Nosso manezinho mais querido (sem palavras!):

Por volta das doze horas e trinta minutos estávamos almoçando num restaurante no centro de Balneário Camboriú, e eis que  num determinado momento eu e o Delegado Optemar ficamos sozinhos à mesa e ele comentou:

- “Eu não bato mais em ninguém, não falo mais nada! Cansei de criticar. Criticar  e não dar em nada, chega! E o que é pior, cansei de levar na cabeça, agora fico só na minha. Eu vou para a Assembléia dos Delegados  com minha filmadora e olha só o que eu faço, filmo tudo. Uma vez eu fui para uma assembléia dos Delegados e levei a minha filmadora, comecei a filmar e o ‘Pedrão’ (Delegado Pedro Benedeck Bardio – ex-Superintendente da Polícia Civil – década de oitenta) começou a gritar prá todo mundo e apontando na minha direção: ‘tá filmando, tá filmando, manda ele parar com isso...’. Eu já tinha conversado com o Alberto Freitas (Delegado aposentado e na época Presidente da Adpesc), e ele tinha me autorizado a filmar o que eu quisesse.

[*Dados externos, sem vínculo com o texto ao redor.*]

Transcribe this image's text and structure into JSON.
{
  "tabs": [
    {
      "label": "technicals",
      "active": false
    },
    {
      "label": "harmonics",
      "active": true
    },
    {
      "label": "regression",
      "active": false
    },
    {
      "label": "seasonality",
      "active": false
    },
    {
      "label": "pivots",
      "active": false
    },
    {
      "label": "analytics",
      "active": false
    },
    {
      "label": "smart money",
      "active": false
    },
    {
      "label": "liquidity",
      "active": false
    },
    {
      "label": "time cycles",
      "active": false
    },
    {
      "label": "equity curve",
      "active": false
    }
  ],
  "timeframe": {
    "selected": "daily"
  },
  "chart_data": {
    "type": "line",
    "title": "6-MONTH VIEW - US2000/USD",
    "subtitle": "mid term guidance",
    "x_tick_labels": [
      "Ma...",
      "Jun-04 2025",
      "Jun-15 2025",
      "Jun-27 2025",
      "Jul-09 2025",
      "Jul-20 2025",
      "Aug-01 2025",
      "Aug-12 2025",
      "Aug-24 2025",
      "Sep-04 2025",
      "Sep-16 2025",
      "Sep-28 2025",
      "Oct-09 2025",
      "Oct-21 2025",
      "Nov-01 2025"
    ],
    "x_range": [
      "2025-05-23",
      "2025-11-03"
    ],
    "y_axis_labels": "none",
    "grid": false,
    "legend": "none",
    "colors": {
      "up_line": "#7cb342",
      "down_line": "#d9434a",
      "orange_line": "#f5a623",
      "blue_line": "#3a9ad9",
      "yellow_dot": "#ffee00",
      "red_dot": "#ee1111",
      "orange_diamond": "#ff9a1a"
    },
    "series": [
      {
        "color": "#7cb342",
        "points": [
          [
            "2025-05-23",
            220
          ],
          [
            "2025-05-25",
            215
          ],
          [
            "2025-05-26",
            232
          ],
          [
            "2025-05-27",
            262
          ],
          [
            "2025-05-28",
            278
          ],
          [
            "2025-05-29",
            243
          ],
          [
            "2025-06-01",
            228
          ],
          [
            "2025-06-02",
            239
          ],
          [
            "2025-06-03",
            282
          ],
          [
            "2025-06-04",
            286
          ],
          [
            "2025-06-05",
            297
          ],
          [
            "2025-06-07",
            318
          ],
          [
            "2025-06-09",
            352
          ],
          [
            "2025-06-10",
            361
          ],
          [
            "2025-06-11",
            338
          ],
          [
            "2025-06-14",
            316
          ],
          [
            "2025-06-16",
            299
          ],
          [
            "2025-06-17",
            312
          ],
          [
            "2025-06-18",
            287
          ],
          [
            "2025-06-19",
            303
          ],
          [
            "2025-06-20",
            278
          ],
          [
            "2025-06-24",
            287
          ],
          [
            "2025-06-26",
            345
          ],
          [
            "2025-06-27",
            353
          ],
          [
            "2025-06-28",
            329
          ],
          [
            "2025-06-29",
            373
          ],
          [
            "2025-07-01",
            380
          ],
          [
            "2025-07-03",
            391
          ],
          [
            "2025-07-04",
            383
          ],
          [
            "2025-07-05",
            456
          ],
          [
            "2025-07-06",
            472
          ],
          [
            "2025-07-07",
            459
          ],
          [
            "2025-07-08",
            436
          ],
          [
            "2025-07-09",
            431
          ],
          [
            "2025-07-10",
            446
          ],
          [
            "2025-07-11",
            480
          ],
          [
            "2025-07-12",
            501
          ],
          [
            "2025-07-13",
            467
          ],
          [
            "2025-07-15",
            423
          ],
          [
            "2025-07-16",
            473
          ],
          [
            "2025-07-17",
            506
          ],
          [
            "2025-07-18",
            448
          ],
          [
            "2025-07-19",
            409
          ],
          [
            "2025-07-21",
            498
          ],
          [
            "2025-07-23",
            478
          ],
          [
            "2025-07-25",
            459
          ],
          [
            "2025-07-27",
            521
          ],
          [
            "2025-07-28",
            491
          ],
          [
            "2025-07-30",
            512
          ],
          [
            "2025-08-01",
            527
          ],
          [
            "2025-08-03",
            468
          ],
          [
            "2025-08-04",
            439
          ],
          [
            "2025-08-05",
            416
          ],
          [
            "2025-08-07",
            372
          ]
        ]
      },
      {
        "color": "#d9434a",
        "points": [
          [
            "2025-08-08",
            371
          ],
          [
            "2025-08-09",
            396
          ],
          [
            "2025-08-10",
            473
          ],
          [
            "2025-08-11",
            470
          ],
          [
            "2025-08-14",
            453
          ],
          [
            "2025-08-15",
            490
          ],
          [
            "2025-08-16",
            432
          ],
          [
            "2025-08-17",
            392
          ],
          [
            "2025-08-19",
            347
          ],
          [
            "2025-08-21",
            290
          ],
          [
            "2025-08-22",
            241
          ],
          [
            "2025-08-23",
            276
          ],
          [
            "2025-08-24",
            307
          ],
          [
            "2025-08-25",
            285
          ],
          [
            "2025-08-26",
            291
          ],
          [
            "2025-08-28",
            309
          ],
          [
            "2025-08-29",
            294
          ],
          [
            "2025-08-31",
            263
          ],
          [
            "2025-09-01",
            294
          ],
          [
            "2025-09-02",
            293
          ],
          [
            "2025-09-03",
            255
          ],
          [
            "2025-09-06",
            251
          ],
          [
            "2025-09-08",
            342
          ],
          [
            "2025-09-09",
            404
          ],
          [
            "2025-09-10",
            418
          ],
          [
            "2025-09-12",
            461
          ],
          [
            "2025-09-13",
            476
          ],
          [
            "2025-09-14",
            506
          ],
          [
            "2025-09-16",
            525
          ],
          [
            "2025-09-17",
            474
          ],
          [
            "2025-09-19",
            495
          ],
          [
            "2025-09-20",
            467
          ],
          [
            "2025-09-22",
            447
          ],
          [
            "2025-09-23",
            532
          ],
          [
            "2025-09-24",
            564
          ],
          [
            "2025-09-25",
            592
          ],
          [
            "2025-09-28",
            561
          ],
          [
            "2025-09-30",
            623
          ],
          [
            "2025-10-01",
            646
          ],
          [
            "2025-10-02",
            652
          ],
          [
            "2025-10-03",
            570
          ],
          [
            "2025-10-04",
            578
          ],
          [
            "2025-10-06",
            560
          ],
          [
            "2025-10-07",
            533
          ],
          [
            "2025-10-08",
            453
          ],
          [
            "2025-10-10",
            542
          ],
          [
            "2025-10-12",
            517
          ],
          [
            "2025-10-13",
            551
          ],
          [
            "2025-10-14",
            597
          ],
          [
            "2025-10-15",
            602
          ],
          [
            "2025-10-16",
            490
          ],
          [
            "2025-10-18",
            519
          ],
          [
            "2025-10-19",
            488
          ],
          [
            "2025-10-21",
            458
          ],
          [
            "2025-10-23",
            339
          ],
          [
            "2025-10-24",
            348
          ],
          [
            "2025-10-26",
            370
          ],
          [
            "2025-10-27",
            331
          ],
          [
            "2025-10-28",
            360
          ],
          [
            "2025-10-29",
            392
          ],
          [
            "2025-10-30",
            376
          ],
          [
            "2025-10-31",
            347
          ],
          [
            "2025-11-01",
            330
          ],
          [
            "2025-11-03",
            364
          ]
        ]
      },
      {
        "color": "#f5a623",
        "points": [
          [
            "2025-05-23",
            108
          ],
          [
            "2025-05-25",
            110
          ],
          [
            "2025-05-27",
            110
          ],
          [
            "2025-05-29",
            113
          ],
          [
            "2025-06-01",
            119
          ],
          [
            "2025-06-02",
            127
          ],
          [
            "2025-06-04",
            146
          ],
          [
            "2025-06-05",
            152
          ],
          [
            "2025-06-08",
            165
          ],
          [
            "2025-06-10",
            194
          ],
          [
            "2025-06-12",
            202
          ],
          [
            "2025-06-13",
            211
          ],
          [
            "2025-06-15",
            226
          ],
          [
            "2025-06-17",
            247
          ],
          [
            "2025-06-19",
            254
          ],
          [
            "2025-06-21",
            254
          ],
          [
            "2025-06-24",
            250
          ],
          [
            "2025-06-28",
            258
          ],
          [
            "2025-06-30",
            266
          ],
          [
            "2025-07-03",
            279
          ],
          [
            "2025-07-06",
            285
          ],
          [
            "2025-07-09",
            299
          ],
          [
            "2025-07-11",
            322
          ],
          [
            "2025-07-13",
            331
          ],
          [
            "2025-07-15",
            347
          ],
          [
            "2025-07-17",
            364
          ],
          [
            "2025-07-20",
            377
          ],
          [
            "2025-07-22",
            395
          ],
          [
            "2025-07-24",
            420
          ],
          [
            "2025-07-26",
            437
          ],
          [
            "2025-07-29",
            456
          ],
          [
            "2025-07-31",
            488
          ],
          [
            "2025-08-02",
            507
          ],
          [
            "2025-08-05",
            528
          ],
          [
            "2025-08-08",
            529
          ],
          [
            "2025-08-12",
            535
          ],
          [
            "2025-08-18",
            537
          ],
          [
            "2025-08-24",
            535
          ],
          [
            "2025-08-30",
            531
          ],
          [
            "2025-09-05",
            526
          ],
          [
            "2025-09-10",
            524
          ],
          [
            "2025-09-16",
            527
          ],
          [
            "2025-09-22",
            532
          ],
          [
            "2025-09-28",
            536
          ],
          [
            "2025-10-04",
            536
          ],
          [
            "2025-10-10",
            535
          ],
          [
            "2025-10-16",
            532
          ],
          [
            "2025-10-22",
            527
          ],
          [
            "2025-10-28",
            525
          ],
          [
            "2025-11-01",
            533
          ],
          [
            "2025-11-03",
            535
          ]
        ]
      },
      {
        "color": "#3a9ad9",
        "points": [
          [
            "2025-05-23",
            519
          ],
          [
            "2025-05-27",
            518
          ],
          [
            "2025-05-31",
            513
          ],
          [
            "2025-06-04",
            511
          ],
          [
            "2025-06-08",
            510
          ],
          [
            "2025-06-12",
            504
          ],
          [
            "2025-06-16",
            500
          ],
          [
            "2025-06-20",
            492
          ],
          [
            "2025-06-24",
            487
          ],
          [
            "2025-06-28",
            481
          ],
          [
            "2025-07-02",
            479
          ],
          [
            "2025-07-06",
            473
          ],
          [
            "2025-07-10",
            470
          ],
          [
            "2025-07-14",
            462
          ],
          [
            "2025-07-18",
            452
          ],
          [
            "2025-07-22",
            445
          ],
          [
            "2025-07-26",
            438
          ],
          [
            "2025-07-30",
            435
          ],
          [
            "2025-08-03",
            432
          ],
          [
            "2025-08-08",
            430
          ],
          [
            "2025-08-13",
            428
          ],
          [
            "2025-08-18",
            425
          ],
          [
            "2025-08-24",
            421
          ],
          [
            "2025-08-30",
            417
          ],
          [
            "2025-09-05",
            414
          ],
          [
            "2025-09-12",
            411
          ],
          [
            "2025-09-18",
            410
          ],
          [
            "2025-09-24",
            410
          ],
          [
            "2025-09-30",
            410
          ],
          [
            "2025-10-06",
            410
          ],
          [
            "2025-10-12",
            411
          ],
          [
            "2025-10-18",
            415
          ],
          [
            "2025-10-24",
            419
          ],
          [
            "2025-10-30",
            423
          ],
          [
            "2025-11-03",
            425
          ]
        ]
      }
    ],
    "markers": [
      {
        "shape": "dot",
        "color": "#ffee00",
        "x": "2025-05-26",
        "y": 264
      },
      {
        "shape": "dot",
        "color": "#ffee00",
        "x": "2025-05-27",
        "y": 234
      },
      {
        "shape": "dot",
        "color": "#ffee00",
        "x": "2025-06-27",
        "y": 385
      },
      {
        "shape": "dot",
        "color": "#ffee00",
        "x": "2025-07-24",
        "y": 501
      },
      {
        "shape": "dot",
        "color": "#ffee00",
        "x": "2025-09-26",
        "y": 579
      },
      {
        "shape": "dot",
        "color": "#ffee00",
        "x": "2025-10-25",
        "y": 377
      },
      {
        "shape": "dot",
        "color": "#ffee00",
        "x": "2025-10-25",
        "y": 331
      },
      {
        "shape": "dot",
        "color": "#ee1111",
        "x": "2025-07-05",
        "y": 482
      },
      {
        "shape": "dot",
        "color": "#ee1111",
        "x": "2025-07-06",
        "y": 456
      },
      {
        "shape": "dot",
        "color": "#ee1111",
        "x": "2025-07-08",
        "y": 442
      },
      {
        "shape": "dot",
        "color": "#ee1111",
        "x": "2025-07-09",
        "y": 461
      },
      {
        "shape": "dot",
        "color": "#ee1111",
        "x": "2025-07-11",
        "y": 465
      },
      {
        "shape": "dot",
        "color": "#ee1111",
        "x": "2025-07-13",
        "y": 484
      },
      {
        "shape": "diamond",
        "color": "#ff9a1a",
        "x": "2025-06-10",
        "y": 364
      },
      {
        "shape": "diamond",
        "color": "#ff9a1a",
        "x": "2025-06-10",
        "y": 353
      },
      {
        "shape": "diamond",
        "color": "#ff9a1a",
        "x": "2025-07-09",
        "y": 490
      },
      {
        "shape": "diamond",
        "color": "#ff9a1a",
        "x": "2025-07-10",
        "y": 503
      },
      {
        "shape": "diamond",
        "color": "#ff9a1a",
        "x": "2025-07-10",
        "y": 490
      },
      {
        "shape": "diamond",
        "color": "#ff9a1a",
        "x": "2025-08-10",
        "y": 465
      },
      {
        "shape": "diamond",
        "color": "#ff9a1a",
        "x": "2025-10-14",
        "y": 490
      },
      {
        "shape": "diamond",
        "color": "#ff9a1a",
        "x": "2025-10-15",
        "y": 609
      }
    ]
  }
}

Mas Genovez, só tem um jeito, é ir para a Assembléia e filmar, porque essa Sonêa é muito ‘m.’. Outro dia eu fui conversar com ela sobre o projeto de lei orgânica, fui criticar o projeto dela e ela disse que eu era muito mal educado, imagina...”.

Apenas comentei:

- “Sem palavras, Optemar, sem palavras!”